US senators urge FDA to take action against drug company for misleading agency
US senators urge FDA to take action against drug company for misleading agency

Numerous Democratic senators authored a letter to the Food and Drug Administration (FDA) on Friday to urge the agency to take action against a drug company that hid falsified data while seeking approval for the most expensive gene therapy in US history. Led by Senator Dick Durbin (D-IL), the senators requested the FDA to take “appropriate” criminal, civil, and regulatory actions against AveXis as it failed to disclose inaccuracies in product testing data during the FDA’s approval process.

AveXis, a subsidary of Norvartis, currently manufactures Zolgensma, a gene therapy treating spinal muscular atrophy in infants. Zolgensma was approved for sale by the FDA on May 24 and priced at $2.1 million. On June 28, following this approval, AveXis disclosed to the FDA that there was a data manipulation issue. Due to this, the accuracy of the data gathered to support AveXis’ biologics license application (BLA) is called into question.

On August 6 the FDA put out a public statement indicating they are assessing the situation in light of AveXis’ disclosure and “remain[] confident that Zolgensma should remain on the market.”

In their letter to the FDA, the senators voiced their discontent that the FDA has failed to take any action against the drug manufacturer. The letter alleges that AveXis new of the data manipulation issue back in March 2019, and fraudulently mislead the FDA in order to obtain approval.
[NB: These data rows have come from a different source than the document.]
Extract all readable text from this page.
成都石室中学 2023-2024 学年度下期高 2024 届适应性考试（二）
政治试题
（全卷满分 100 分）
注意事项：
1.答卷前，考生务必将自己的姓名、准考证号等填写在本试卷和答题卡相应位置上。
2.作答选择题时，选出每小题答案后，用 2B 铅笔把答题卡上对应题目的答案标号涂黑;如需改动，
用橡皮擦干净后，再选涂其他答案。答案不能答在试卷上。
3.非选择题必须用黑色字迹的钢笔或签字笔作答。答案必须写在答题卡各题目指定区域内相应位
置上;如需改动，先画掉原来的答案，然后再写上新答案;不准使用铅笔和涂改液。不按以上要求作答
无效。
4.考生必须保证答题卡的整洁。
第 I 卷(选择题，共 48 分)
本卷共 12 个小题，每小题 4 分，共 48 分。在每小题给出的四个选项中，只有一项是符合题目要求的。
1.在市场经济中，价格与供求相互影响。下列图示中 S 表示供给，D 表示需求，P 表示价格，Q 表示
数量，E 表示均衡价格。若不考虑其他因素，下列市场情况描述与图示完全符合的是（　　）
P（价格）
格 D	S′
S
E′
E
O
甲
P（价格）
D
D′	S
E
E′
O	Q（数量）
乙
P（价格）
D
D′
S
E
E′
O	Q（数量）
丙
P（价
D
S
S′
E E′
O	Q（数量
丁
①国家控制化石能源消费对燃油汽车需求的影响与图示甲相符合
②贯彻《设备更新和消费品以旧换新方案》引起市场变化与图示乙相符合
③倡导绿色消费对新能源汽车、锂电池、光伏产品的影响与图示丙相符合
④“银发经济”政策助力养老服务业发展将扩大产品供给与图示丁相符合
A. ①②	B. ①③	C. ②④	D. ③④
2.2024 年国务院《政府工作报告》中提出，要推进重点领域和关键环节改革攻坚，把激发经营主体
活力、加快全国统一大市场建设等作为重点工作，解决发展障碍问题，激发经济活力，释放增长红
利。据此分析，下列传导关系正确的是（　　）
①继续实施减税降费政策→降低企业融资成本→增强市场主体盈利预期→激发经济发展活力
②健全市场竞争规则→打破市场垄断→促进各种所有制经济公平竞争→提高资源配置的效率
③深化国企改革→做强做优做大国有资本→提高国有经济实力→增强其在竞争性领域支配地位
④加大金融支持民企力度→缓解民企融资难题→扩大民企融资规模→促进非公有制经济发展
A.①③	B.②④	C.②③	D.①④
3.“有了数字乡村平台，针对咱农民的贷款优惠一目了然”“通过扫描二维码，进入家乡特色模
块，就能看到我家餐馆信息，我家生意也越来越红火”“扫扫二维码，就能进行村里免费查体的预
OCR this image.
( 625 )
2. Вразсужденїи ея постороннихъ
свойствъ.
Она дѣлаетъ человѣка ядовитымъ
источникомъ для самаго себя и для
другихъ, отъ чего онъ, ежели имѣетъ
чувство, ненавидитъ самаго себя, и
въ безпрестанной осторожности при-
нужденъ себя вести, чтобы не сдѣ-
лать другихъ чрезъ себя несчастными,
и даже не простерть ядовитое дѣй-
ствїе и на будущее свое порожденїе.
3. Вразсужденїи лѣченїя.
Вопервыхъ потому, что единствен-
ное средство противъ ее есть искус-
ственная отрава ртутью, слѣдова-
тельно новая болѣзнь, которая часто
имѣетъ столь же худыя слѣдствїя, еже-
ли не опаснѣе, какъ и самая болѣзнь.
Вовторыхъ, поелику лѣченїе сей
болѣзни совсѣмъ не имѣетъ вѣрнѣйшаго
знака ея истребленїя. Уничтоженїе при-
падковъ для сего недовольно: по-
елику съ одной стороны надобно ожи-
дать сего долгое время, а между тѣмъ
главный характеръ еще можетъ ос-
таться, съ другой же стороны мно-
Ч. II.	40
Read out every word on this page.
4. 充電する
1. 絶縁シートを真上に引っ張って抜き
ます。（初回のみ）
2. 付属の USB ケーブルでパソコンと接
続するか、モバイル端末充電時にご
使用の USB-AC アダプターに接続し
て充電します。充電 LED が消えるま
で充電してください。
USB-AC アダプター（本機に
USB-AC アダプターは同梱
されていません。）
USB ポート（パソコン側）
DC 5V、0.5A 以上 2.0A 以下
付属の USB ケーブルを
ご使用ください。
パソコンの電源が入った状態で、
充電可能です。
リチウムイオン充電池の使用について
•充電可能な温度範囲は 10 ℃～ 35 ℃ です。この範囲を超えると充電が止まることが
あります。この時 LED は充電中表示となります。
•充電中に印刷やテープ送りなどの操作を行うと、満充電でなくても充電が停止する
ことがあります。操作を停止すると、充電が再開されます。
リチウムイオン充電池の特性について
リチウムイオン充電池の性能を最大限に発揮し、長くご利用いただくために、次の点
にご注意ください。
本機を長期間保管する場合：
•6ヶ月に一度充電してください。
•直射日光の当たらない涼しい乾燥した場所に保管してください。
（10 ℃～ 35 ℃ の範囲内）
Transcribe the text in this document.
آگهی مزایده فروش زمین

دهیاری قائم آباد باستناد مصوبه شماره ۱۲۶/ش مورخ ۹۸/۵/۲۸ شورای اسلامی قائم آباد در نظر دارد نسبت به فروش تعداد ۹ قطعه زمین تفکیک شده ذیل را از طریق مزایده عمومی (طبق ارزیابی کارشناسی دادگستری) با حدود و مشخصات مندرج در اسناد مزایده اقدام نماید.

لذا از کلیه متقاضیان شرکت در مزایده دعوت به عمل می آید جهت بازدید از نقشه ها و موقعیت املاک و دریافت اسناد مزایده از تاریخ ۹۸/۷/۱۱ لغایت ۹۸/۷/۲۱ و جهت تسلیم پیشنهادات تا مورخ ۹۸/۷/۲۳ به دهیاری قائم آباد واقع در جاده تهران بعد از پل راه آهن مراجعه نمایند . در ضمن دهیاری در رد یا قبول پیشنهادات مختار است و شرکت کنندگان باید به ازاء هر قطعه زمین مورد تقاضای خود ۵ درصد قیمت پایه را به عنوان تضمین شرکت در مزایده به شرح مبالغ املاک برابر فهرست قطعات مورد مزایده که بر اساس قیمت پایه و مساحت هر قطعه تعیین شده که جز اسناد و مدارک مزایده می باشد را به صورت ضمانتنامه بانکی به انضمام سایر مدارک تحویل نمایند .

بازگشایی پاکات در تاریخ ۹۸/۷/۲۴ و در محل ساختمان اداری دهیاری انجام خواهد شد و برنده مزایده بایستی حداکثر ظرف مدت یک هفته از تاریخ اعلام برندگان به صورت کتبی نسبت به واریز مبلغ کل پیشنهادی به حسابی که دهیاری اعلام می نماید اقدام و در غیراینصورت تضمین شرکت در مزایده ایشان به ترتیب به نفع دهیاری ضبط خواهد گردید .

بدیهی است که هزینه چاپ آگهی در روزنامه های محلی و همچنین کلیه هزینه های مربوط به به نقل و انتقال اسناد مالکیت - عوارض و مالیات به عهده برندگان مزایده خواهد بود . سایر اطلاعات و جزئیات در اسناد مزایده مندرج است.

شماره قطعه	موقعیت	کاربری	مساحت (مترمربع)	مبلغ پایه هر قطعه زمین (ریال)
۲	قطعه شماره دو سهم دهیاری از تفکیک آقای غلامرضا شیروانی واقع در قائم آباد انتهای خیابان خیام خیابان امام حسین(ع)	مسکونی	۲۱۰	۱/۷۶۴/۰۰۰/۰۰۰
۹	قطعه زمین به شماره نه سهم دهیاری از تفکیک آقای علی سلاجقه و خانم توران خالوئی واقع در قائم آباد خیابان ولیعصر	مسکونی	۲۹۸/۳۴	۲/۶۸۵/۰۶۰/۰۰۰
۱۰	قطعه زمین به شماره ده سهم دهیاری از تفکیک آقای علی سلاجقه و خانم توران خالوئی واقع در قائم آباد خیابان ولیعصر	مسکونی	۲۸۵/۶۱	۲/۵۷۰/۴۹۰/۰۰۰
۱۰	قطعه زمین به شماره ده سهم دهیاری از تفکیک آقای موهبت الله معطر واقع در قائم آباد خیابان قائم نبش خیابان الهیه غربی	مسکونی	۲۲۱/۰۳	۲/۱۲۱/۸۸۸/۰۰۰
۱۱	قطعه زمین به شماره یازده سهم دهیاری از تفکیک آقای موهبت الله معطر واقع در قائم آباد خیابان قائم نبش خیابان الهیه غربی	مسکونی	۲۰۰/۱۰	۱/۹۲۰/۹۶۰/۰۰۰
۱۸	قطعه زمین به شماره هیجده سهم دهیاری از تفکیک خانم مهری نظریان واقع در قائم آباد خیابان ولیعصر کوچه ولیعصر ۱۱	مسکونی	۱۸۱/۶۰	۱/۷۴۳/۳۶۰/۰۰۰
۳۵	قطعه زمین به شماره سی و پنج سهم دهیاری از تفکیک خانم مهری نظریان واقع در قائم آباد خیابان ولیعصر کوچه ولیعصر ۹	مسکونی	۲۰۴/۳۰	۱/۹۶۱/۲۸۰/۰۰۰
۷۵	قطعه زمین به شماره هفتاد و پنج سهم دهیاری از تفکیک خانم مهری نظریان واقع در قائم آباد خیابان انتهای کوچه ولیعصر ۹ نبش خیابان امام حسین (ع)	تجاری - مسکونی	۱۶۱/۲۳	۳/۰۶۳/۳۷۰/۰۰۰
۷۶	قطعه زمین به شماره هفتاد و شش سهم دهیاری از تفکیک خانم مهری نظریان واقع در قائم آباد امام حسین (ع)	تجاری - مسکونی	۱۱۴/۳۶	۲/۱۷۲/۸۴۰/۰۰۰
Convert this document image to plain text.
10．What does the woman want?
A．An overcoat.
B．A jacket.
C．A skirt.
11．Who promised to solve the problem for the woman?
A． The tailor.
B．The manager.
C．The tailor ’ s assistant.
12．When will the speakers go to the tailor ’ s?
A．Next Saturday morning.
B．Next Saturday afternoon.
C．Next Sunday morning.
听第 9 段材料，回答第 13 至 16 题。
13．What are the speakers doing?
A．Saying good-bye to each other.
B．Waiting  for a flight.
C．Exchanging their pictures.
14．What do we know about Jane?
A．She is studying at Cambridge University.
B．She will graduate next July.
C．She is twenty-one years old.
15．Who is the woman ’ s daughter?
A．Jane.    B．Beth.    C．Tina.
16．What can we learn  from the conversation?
It is unconscionable that a drug company would provide manipulated data to federal regulators in order to rush its product to market, reap federal perks, and charge the highest amount in American history for its medication.

The senators specifically requested that the FDA use their full authorities to investigate AveXis’ conduct and hold them accountable. Additionally, the senators requested a formal written explanation by the FDA for its decision to remove a proposed federal regulation that could have prevented Zolgensma approval.